The accident was similar to one that occurred on March 14, 2016 in Granger, Wyoming.

The NTSB said safe movement of trains in the event of a signal system suspension hinges upon proper switch alignment.

In the case of the accidents that occurred in Wyoming and South Carolina, the switch alignment relied on error-free manual work, which was not safeguarded by either technology or supervision.

“The installation of the life-saving positive train control technology on the CSX tracks is not the cause of the Cayce, South Carolina, train collision,” said NTSB Chairman Robert Sumwalt in a statement. “While the collision remains under investigation, we know that signal suspensions are an unusual operating condition, used for signal maintenance, repair and installation that have the potential to increase the risk of train collisions. That risk was not mitigated in the Cayce collision. Our recommendation, if implemented, works to mitigate that increased risk.”

NTSB Wants Screening for Sleep Disorders

February 16, 2018

The National Transportation Safety Board wants the Federal Railroad Administration to require railroads to medically screen “safety-sensitive” employees for sleep disorders.

The recommendation came in a special investigation report about two end-of-track collisions at commuter train stations in New Jersey and New York.

In a separate report, the NTSB said last week that both accidents, which involved commuter railroads in the New York City area, were caused by engineer fatigue resulting from undiagnosed and untreated obstructive sleep apnea.

In both accidents trains struck end-of-track bumping posts and continued into the waiting rooms of the stations.

In a news release, the MTSB said both incidents had “almost identical” probable causes and safety issues.

The NTSB also called for the use of technology such as positive train control in terminal stations and improving the effectiveness of system safety program plans to improve terminal operations.

The New Jersey accident, which occurred on Sept. 29, 2016, and involved a New Jersey Transit train in Hoboken, killed one person and injured 110.

The other accident involved the Long Island Rail Road and occurred on Jan. 4, 2017, at the Atlantic Terminal in Brooklyn, New York.
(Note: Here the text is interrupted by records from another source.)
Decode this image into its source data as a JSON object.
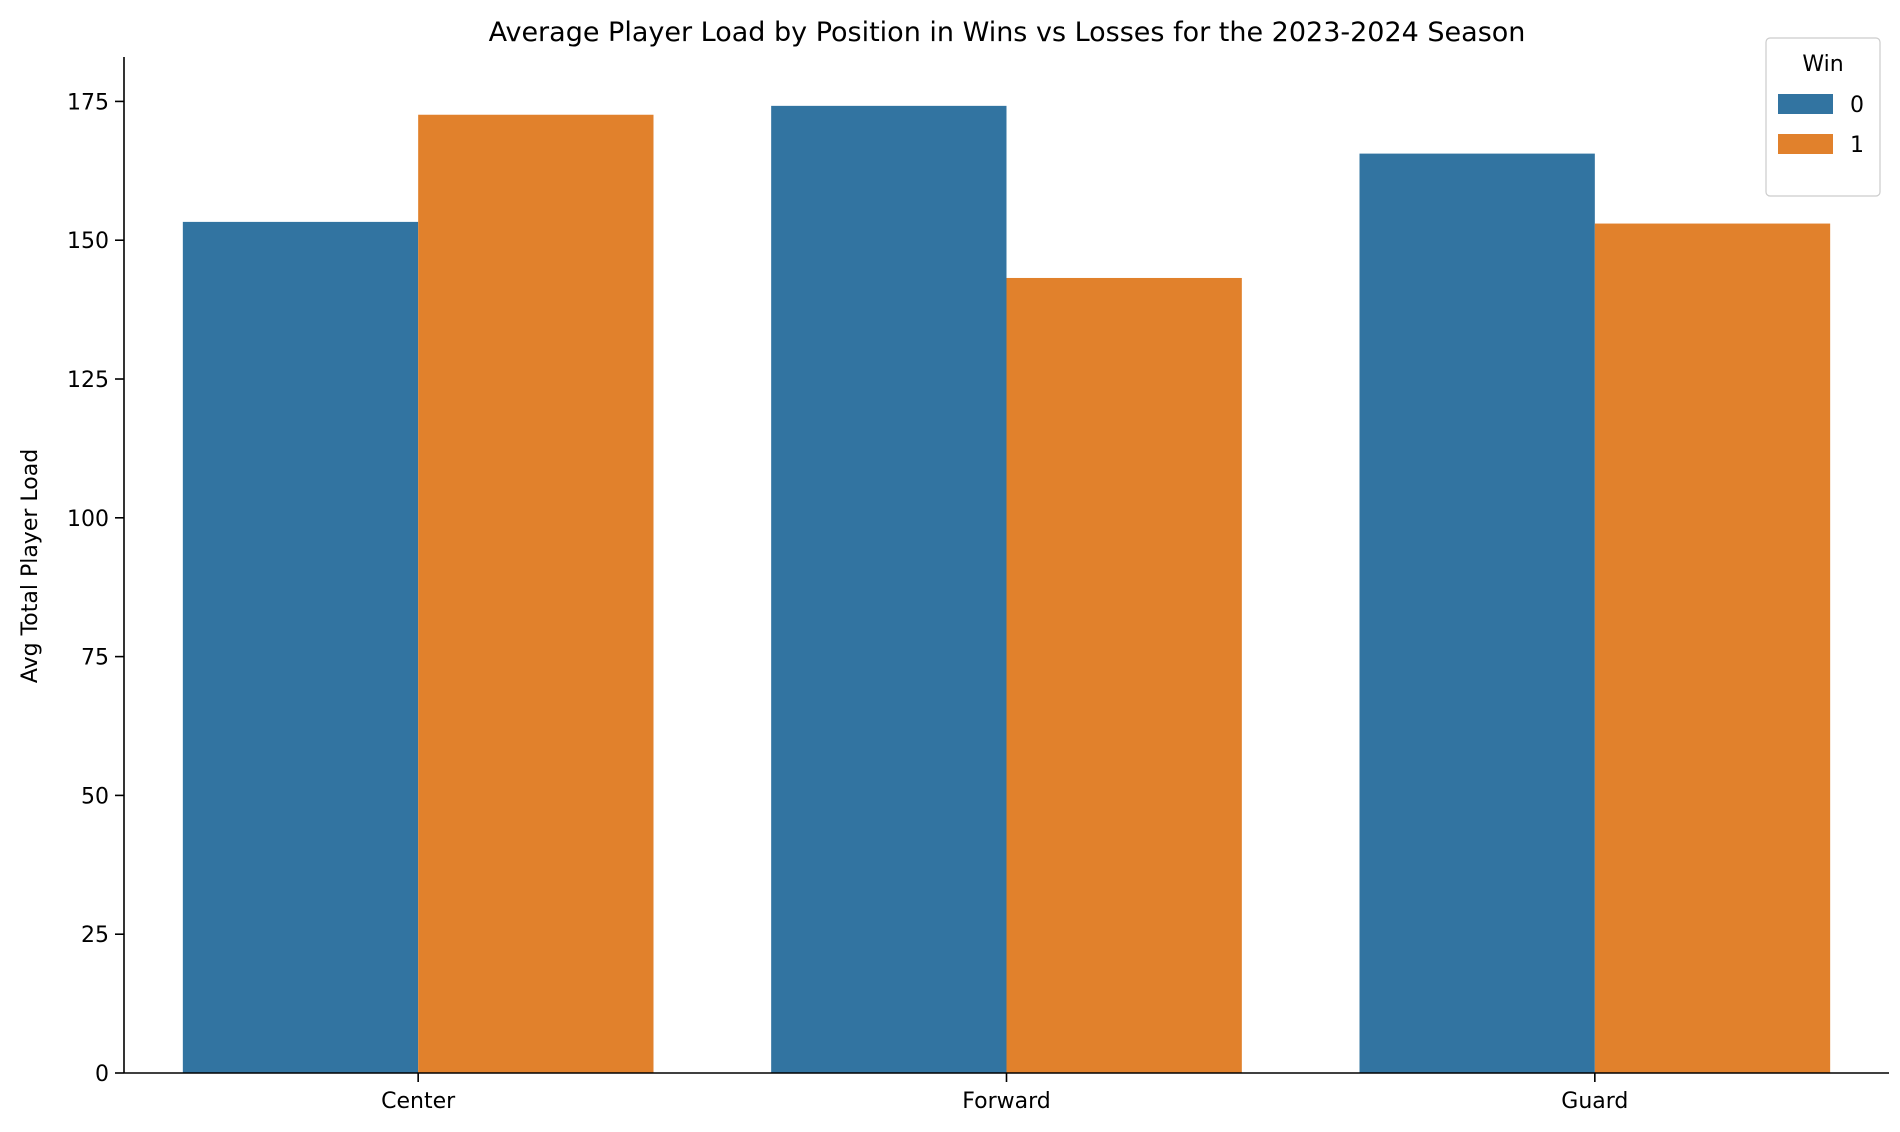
{
  "chart_data": {
    "type": "bar",
    "title": "Average Player Load by Position in Wins vs Losses for the 2023-2024 Season",
    "xlabel": "",
    "ylabel": "Avg Total Player Load",
    "categories": [
      "Center",
      "Forward",
      "Guard"
    ],
    "series": [
      {
        "name": "0",
        "values": [
          153.3,
          174.2,
          165.6
        ],
        "color": "#3274a1"
      },
      {
        "name": "1",
        "values": [
          172.6,
          143.2,
          153.0
        ],
        "color": "#e1812c"
      }
    ],
    "ylim": [
      0,
      183
    ],
    "yticks": [
      0,
      25,
      50,
      75,
      100,
      125,
      150,
      175
    ],
    "grid": false,
    "legend": {
      "title": "Win",
      "placement": "top-right"
    }
  }
}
That incident injured 108.

Rail Related Deaths Rose in 2016

November 28, 2017

The National Transportation Safety Board reported that 733 people were killed in 2016 in railroad related accidents, an increase from the 708 who died in 2015.
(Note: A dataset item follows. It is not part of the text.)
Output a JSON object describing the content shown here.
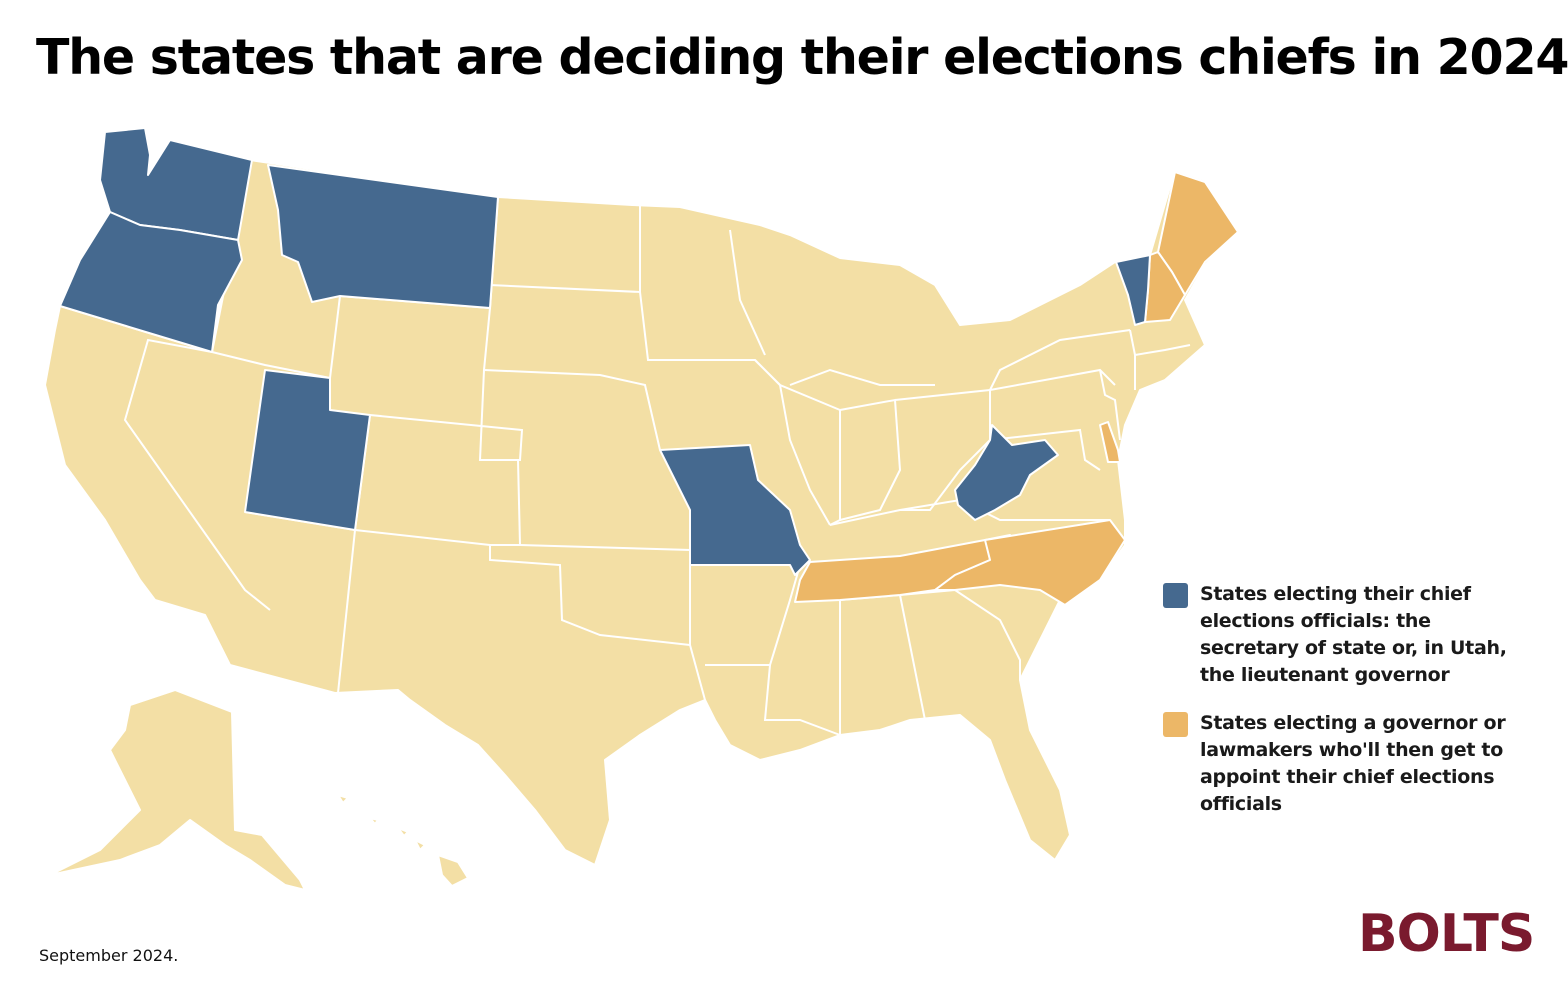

Most of the fatalities, 487,  involved people trespassing on railroad property.

Total transportation-related fatalities in 2016 were also up by 2,030 over 2015.

Highway accidents claimed the lives of 95 percent of the 39,339 who died last year.
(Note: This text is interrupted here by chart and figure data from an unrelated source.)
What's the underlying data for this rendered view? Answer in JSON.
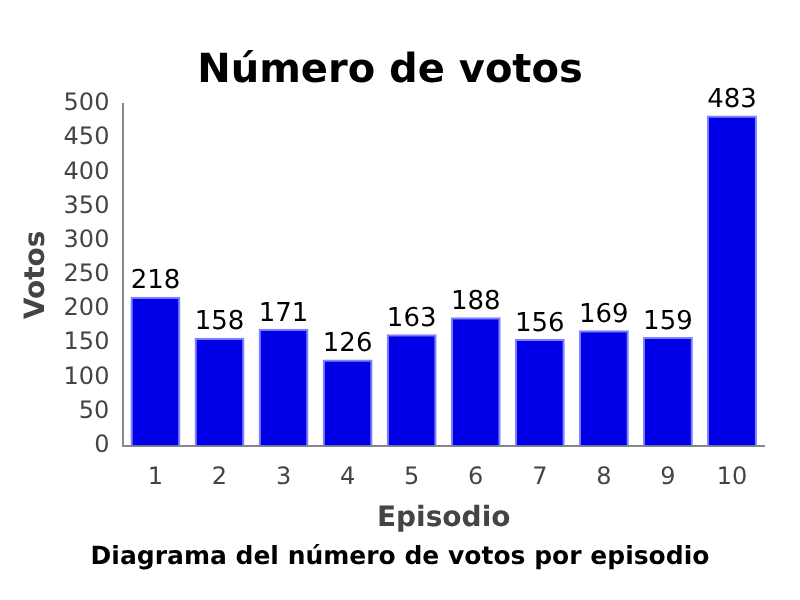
{
  "chart_data": {
    "type": "bar",
    "title": "Número de votos",
    "xlabel": "Episodio",
    "ylabel": "Votos",
    "categories": [
      "1",
      "2",
      "3",
      "4",
      "5",
      "6",
      "7",
      "8",
      "9",
      "10"
    ],
    "values": [
      218,
      158,
      171,
      126,
      163,
      188,
      156,
      169,
      159,
      483
    ],
    "color": "#0000e6",
    "ylim": [
      0,
      500
    ],
    "yticks": [
      0,
      50,
      100,
      150,
      200,
      250,
      300,
      350,
      400,
      450,
      500
    ],
    "data_labels": true,
    "grid": false,
    "legend": false,
    "annotations": [
      "Diagrama del número de votos por episodio"
    ]
  }
}
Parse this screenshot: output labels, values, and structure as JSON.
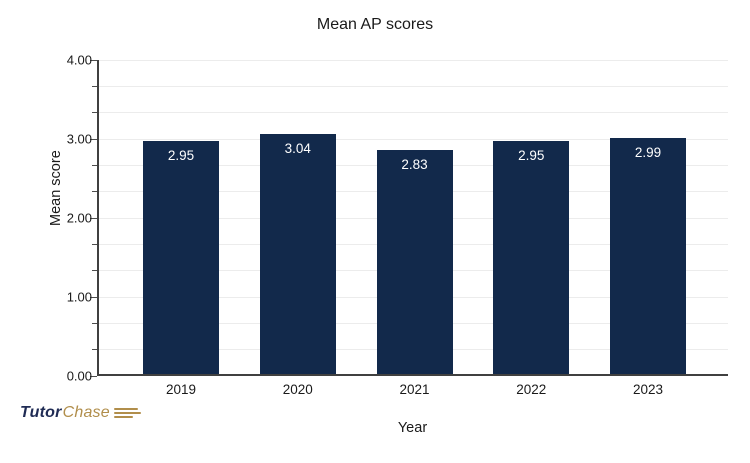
{
  "chart_data": {
    "type": "bar",
    "title": "Mean AP scores",
    "xlabel": "Year",
    "ylabel": "Mean score",
    "categories": [
      "2019",
      "2020",
      "2021",
      "2022",
      "2023"
    ],
    "values": [
      2.95,
      3.04,
      2.83,
      2.95,
      2.99
    ],
    "value_labels": [
      "2.95",
      "3.04",
      "2.83",
      "2.95",
      "2.99"
    ],
    "ylim": [
      0,
      4
    ],
    "y_major_ticks": [
      4,
      3,
      2,
      1,
      0
    ],
    "y_major_tick_labels": [
      "4.00",
      "3.00",
      "2.00",
      "1.00",
      "0.00"
    ],
    "y_minor_divisions_per_unit": 3,
    "grid": "horizontal lines at every minor tick",
    "legend": "none"
  },
  "branding": {
    "logo_part1": "Tutor",
    "logo_part2": "Chase"
  },
  "colors": {
    "bar": "#12294B",
    "bar_label": "#FFFFFF",
    "grid": "#ECECEC",
    "axis": "#404040",
    "tick": "#4D4D4D",
    "text": "#1A1A1A",
    "logo_navy": "#1F2B54",
    "logo_gold": "#B18E4B"
  }
}
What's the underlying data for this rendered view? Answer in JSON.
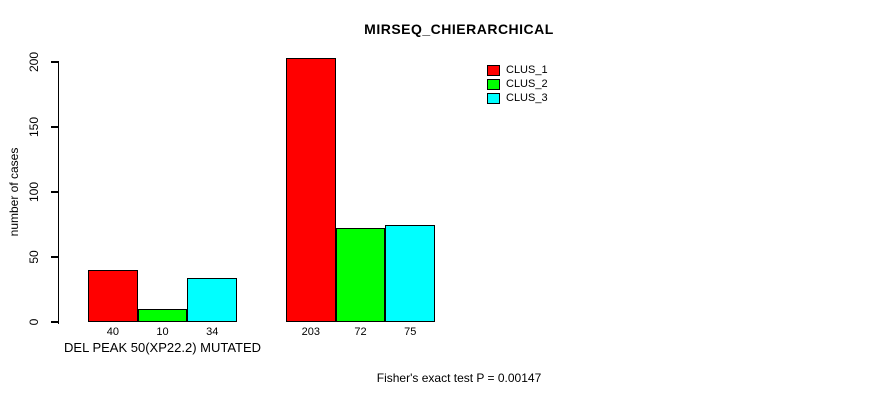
{
  "background_color": "#ffffff",
  "text_color": "#000000",
  "chart_data": {
    "type": "bar",
    "title": "MIRSEQ_CHIERARCHICAL",
    "xlabel": "",
    "ylabel": "number of cases",
    "categories": [
      "DEL PEAK 50(XP22.2) MUTATED",
      ""
    ],
    "series": [
      {
        "name": "CLUS_1",
        "color": "#ff0000",
        "values": [
          40,
          203
        ]
      },
      {
        "name": "CLUS_2",
        "color": "#00ff00",
        "values": [
          10,
          72
        ]
      },
      {
        "name": "CLUS_3",
        "color": "#00ffff",
        "values": [
          34,
          75
        ]
      }
    ],
    "bar_value_labels": [
      [
        "40",
        "10",
        "34"
      ],
      [
        "203",
        "72",
        "75"
      ]
    ],
    "yticks": [
      "0",
      "50",
      "100",
      "150",
      "200"
    ],
    "ytick_values": [
      0,
      50,
      100,
      150,
      200
    ],
    "ylim": [
      0,
      200
    ],
    "grid": "off",
    "bar_border_color": "#000000",
    "legend_position": "top-right",
    "legend_items": [
      "CLUS_1",
      "CLUS_2",
      "CLUS_3"
    ],
    "annotation": "Fisher's exact test P = 0.00147"
  }
}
“Unfortunately, we continue to see increases in transportation fatalities,” said NTSB Chairman Robert Sumwalt. “We can do more, we must do more, to eliminate the completely preventable accidents that claim so many lives each year.”

He called for implementation of the 315 open safety recommendations related to the agency’s most wanted list of transportation safety improvements

The list includes such recommendations as reducing fatigue-related accidents and improving transit-rail safety oversight.

Sumwalt Named as NTSB Vice Chairman

April 7, 2017

The Trump administration has named Robert L. Sumwalt as vice chairman of the National Transportation Safety Board.

President Donald Trump said he plans to nominate Sumwalt for another five-year term on the board.

Sunwalt will replace as vice chairman Bella Dinh-Zarr, whose duties in that position  ended this week.

Dinh-Varr had served as acting chairman since March 16 and remains a board member.

The NTSB has five members, all of whom are nominated by the president and confirmed by the Senate to serve five-year terms.

The NTSB also said that it was 50 years ago this week that it conducted its first investigation, a probe of a plane crash at Lexington, Kentucky, on April 3, 1967.

The board has since issued more than 2,400 safety recommendations for railroads, more than 200 recommendations in intermodal transportation, and several thousand additional recommendations for other modes of transportation.